Atrial Fibrillation Genetic Considerations: The Basic Scientist's Perspective

2008 
Common atrial fibrillation (AF) is a complex disease, and its pathogenesis involves multiple genetic factors, environmental factors, and interactions among these factors. Genetic factors clearly contribute to the risk of common AF. Parental AF increases by more than threefold the risk of AF under age of 75 years in offspring, and first-degree relatives have almost fivefold more risk of developing AF before the age of 60 years. Candidate gene case—control studies investigated the roles of several genes in common AF and thromboembolism in AF, including KCNE1, KCNE4, KCNE5, GNB3, AGT, CETP, coagulation factor II, α-fibrinogen, factor XIII, and IL6. Genomewide single nucleotide polymorphism association studies is the state-of-the art study design for dissecting the common complex AF trait and have successfully identified two SNPs on chromosome 4q25 that are associ ated with risk of atrial fibrillation.

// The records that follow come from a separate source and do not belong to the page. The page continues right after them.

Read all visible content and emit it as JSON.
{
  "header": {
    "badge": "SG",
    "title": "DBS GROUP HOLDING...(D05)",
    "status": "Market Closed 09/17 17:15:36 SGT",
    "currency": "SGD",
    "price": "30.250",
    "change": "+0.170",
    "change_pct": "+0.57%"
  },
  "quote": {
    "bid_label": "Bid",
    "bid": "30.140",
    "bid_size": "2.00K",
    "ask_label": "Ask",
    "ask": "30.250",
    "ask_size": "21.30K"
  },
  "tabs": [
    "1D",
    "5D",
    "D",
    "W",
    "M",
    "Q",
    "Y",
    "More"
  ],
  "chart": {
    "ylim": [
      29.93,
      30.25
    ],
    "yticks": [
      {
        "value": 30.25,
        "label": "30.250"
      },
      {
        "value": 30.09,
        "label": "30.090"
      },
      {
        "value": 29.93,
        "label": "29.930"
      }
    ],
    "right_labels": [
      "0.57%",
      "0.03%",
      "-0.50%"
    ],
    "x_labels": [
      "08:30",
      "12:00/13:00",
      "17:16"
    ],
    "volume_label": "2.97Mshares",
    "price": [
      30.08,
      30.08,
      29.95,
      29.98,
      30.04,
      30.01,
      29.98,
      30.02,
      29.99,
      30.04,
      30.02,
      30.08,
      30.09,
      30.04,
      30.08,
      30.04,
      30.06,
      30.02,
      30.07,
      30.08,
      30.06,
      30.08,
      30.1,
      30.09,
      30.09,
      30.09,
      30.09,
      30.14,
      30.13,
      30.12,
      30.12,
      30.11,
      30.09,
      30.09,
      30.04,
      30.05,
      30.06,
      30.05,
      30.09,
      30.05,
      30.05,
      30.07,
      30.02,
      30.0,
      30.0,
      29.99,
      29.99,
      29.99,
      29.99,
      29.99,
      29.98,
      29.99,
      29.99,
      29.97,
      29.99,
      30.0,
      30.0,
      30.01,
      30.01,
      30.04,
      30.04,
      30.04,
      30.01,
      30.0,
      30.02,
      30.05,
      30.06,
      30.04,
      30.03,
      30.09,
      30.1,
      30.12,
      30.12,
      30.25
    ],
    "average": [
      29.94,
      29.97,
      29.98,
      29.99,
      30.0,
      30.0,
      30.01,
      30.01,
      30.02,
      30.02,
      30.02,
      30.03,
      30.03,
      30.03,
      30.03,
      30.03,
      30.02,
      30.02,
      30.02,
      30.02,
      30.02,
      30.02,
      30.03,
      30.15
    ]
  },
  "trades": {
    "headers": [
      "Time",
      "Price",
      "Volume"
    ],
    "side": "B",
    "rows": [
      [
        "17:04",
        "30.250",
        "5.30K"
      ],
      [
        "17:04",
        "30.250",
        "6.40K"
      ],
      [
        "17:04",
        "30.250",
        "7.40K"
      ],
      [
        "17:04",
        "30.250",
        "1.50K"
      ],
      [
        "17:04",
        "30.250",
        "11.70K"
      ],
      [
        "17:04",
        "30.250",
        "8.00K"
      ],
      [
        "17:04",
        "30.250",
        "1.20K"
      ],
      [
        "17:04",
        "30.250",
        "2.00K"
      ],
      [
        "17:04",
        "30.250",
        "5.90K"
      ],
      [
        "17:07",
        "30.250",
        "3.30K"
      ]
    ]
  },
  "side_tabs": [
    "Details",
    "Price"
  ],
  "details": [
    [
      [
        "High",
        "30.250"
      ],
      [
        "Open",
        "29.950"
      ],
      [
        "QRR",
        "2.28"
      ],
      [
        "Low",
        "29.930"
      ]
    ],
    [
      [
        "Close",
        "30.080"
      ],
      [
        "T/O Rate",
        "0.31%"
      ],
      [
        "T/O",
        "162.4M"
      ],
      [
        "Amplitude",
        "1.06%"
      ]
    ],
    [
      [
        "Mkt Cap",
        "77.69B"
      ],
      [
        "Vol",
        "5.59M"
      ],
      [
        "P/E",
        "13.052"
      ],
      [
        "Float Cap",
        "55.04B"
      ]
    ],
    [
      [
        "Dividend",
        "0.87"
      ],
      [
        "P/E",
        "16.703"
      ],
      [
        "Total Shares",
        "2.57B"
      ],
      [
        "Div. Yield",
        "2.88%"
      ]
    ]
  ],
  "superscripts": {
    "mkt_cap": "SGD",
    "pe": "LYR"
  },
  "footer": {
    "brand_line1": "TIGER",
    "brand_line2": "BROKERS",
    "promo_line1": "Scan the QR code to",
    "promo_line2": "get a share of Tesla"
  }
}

Rare families with AF have been reported, and studies of these families identified mutations in several genes for AF, including KCNQ1, KCNE2, KCNE3, and KCNJ2. Two autosomal dominant AF genes were mapped to chromosome 10 q and 6 q, and one autosomal recessive gene for AF was mapped to 5 p, but these genes have not yet been identified. Also, AF can occur in patients with dilated cardiomyopathy with SCN5A and LMNA mutations, long QT syndrome patients with an ankyrin-B mutation, and short QT syndrome patients with a KCNH2 mutation. Genetic studies of AF will continue to provide insight into molecular mechanisms for the pathogenesis of AF and will facilitate realization of genetic testing and genotype-based therapies (personalized medicine) for AF patients.